I got about a 5th of the way in, started skimming and found nothing but fat in
a nearly meatless article and a whole lot of ferrari stroking.

This author needs to learn how to condense his words to get his message
across.

Edit (using freesummarizer.com, which I'm no part of):

For a job like this, Prince Hakeem knew just who to turn to: legendary
automotive design house Carozzeria Pininfarina, which had already completed
one-off versions of Ferraris, Bentleys, Jaguars, and other historic marques
for the Royal Family.

What Garella's team built would become one of the most mysterious and
compelling supercars ever, one that would come to be known as the Ferrari FX.

Garella was 35 when the FX project came to him, and uniquely qualified to make
the prince's dream car a reality.

Pininfarina opted for the Ferrari Testarossa as the platform for the new car.

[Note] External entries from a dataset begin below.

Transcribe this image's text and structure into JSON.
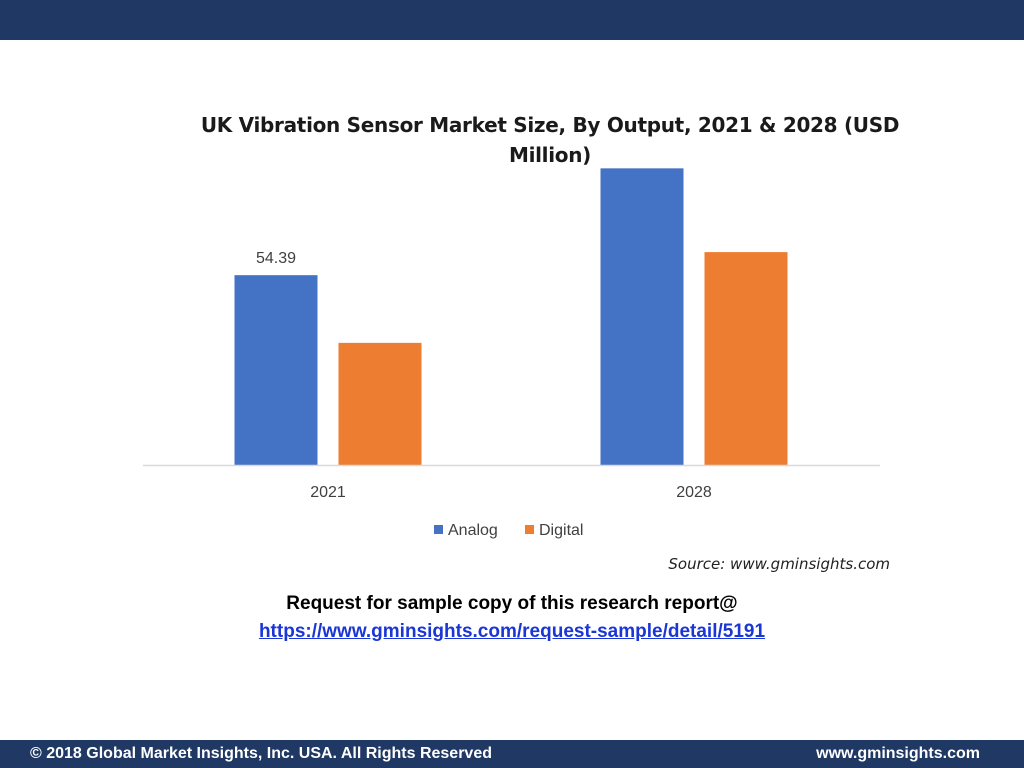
{
  "header": {
    "band_color": "#1f3864"
  },
  "chart_data": {
    "type": "bar",
    "title": "UK Vibration  Sensor Market Size, By Output, 2021 & 2028 (USD Million)",
    "categories": [
      "2021",
      "2028"
    ],
    "series": [
      {
        "name": "Analog",
        "color": "#4472c4",
        "values": [
          54.39,
          85.0
        ]
      },
      {
        "name": "Digital",
        "color": "#ed7d31",
        "values": [
          35.0,
          61.0
        ]
      }
    ],
    "data_labels": [
      {
        "series": "Analog",
        "category": "2021",
        "text": "54.39"
      }
    ],
    "ylim": [
      0,
      100
    ],
    "grid": false,
    "legend": "bottom"
  },
  "source": "Source: www.gminsights.com",
  "cta": {
    "line1": "Request for sample copy of this research report@",
    "link": "https://www.gminsights.com/request-sample/detail/5191"
  },
  "footer": {
    "copyright": "© 2018 Global Market Insights, Inc. USA. All Rights Reserved",
    "website": "www.gminsights.com"
  }
}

Pininfarina built three FXs, and continued experimenting with the Prodrive
transmission, adding it to a couple Ferrari F355s more than a year before
Ferrari made its F355 F1 the first production car with a semi-automatic
transmission, in 1997.

Five of Garella's FXs were painted the same familiar Ferrari red; the other,
FX No.

Once it had possession of the car, Williams used a team from their F1 arm to
build the new and improved transmission system in FX No.

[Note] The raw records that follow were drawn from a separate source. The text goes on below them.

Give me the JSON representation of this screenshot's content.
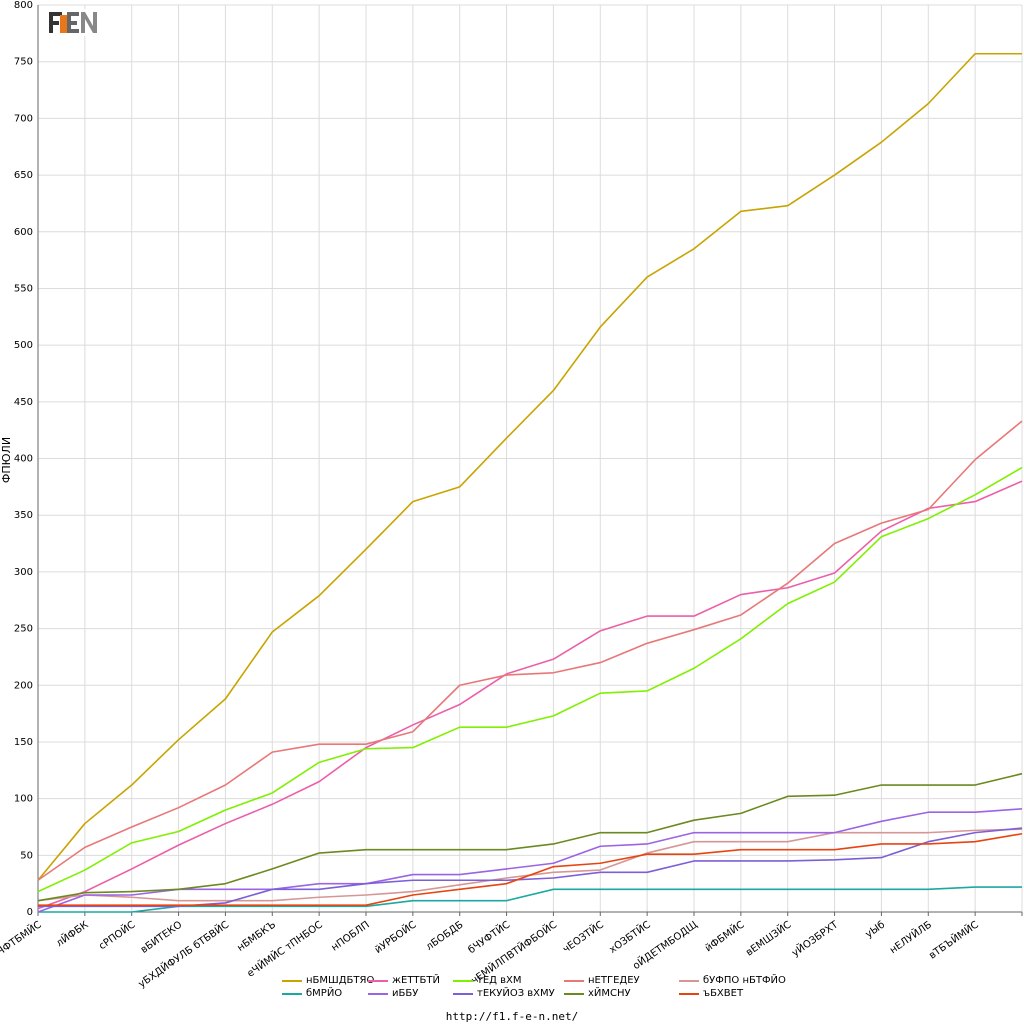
{
  "chart_data": {
    "type": "line",
    "ylabel": "ФПЮЛИ",
    "ylim": [
      0,
      800
    ],
    "yticks": [
      0,
      50,
      100,
      150,
      200,
      250,
      300,
      350,
      400,
      450,
      500,
      550,
      600,
      650,
      700,
      750,
      800
    ],
    "grid": true,
    "legend_position": "bottom",
    "categories": [
      "бЧФТБМЙС",
      "лЙФБК",
      "сРПОЙС",
      "вБИТЕКО",
      "уБХДЙФУЛБ бТБВЙС",
      "нБМБКЪ",
      "еЧЙМЙС тПНБОС",
      "нПОБЛП",
      "йУРБОЙС",
      "лБОБДБ",
      "бЧУФТЙС",
      "чЕМЙЛПВТЙФБОЙС",
      "чЕОЗТЙС",
      "хОЗБТЙС",
      "оЙДЕТМБОДЩ",
      "йФБМЙС",
      "вЕМШЗЙС",
      "уЙОЗБРХТ",
      "уЫб",
      "нЕЛУЙЛБ",
      "вТБЪЙМЙС",
      ""
    ],
    "series": [
      {
        "name": "нБМШДБТЯО",
        "color": "#c8a400",
        "values": [
          28,
          78,
          112,
          152,
          188,
          247,
          279,
          320,
          362,
          375,
          418,
          460,
          516,
          560,
          585,
          618,
          623,
          650,
          679,
          713,
          757,
          757
        ]
      },
      {
        "name": "жЕТТБТЙ",
        "color": "#ec5fa8",
        "values": [
          3,
          18,
          38,
          59,
          78,
          95,
          115,
          145,
          165,
          183,
          210,
          223,
          248,
          261,
          261,
          280,
          286,
          299,
          336,
          356,
          362,
          380
        ]
      },
      {
        "name": "тЕД вХМ",
        "color": "#7ff000",
        "values": [
          18,
          37,
          61,
          71,
          90,
          105,
          132,
          144,
          145,
          163,
          163,
          173,
          193,
          195,
          215,
          241,
          272,
          291,
          331,
          347,
          368,
          392
        ]
      },
      {
        "name": "нЕТГЕДЕУ",
        "color": "#e87878",
        "values": [
          28,
          57,
          75,
          92,
          112,
          141,
          148,
          148,
          159,
          200,
          209,
          211,
          220,
          237,
          249,
          262,
          290,
          325,
          343,
          355,
          399,
          433
        ]
      },
      {
        "name": "бУФПО нБТФЙО",
        "color": "#d79696",
        "values": [
          10,
          15,
          13,
          10,
          10,
          10,
          13,
          15,
          18,
          24,
          30,
          35,
          37,
          52,
          62,
          62,
          62,
          70,
          70,
          70,
          72,
          73
        ]
      },
      {
        "name": "бМРЙО",
        "color": "#1ba8a0",
        "values": [
          0,
          0,
          0,
          5,
          5,
          5,
          5,
          5,
          10,
          10,
          10,
          20,
          20,
          20,
          20,
          20,
          20,
          20,
          20,
          20,
          22,
          22
        ]
      },
      {
        "name": "иББУ",
        "color": "#9b63e5",
        "values": [
          0,
          15,
          15,
          20,
          20,
          20,
          25,
          25,
          33,
          33,
          38,
          43,
          58,
          60,
          70,
          70,
          70,
          70,
          80,
          88,
          88,
          91
        ]
      },
      {
        "name": "тЕКУЙОЗ вХМУ",
        "color": "#7b5fd8",
        "values": [
          5,
          5,
          5,
          5,
          8,
          20,
          20,
          25,
          28,
          28,
          28,
          30,
          35,
          35,
          45,
          45,
          45,
          46,
          48,
          62,
          70,
          74
        ]
      },
      {
        "name": "хЙМСНУ",
        "color": "#6a8a20",
        "values": [
          10,
          17,
          18,
          20,
          25,
          38,
          52,
          55,
          55,
          55,
          55,
          60,
          70,
          70,
          81,
          87,
          102,
          103,
          112,
          112,
          112,
          122
        ]
      },
      {
        "name": "ъБХВЕТ",
        "color": "#e84410",
        "values": [
          6,
          6,
          6,
          6,
          6,
          6,
          6,
          6,
          15,
          20,
          25,
          40,
          43,
          51,
          51,
          55,
          55,
          55,
          60,
          60,
          62,
          69
        ]
      }
    ]
  },
  "footer": {
    "url": "http://f1.f-e-n.net/"
  }
}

4 has spent the majority of its life, occupying a space between the AR1 and
another Pininfarina creation for the Royal Family: a forest-green convertible
based on the Ferrari 456 four-seater, called the Venice (like the FX, there
are several of these still in Brunei, possibly dozens if you count the custom
sedan and wagon versions).

In his article, Goodfellow raved that the low weight and advanced technology
in the FX made it a thrill to drive: "While this Ferrari pulls with more
alacrity than any TR, what makes the FX truly extraordinary when run hard
through the gears is the way the engine works in concert with the
transmission: it delivers an excitement that the heavier, production TRs or
any 355 or 360 can't touch." Vincent Marconi and Englehart plan to get back
around to finishing the project one day, but the museum has lots of cars that
need attention and the FX isn't very high on the priority list.